According to Yu, there is even a so-called “death switch” with which KP members can switch off the lights in all of the Chinese company’s apps at the push of a button.
Also strange: The CCP seems to be using Bytedance as a kind of propaganda tool. Content that is explicitly aimed at Japan is said to have been deliberately given more reach.
Postings about the protests in Hong Kong, on the other hand, were limited in their reach. However, this approach was probably limited to the Chinese Tiktok variant Douyin.
Bytedance meanwhile has the allegations to Engadget rejected. These are unfounded.

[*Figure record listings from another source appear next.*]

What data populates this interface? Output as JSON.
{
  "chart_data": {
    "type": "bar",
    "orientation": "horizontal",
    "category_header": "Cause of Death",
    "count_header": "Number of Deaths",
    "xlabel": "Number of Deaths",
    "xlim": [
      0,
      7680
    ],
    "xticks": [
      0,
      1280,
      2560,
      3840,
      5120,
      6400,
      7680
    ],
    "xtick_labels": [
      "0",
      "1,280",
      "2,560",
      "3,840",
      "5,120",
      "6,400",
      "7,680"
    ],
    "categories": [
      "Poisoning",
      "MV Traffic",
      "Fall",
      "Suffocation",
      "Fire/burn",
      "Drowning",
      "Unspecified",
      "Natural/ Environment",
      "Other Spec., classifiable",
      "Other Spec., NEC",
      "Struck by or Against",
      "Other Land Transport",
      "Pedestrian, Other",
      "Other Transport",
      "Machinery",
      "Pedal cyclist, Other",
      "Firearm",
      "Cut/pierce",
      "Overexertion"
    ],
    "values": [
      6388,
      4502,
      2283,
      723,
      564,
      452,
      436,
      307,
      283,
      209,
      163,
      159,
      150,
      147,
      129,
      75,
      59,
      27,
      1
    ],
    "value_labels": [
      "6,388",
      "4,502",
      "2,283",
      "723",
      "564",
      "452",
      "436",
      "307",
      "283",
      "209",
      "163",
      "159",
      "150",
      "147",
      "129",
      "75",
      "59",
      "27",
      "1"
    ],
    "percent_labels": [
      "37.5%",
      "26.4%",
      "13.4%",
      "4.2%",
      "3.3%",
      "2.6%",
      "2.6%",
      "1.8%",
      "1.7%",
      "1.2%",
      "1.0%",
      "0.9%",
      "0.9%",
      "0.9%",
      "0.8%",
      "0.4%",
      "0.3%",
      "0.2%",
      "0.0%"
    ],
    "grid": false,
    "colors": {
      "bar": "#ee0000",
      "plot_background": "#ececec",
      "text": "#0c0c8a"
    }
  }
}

You worked for Bytedance for less than a year in 2017/2018 on an app called Flipagram. This was ultimately discontinued.
However, Bytedance and Yu have different opinions about the exact end of the collaboration. According to Bytedance, Yu stopped working for the company in July 2018. Yu insists he only left Bytedance in November 2018.
One must also include in the assessment that Yu’s allegations are almost five years old. Bytedance has since made some changes, like the standard writes. It is unclear whether the accusations can now be maintained at all.
Tiktok has long sought to downplay its ties to the Chinese mother. It was only in March 2023 that Tiktok CEO Shou Zi Chew emphasized before the US Congress that his company is sealing off user data on the US servers from access from China.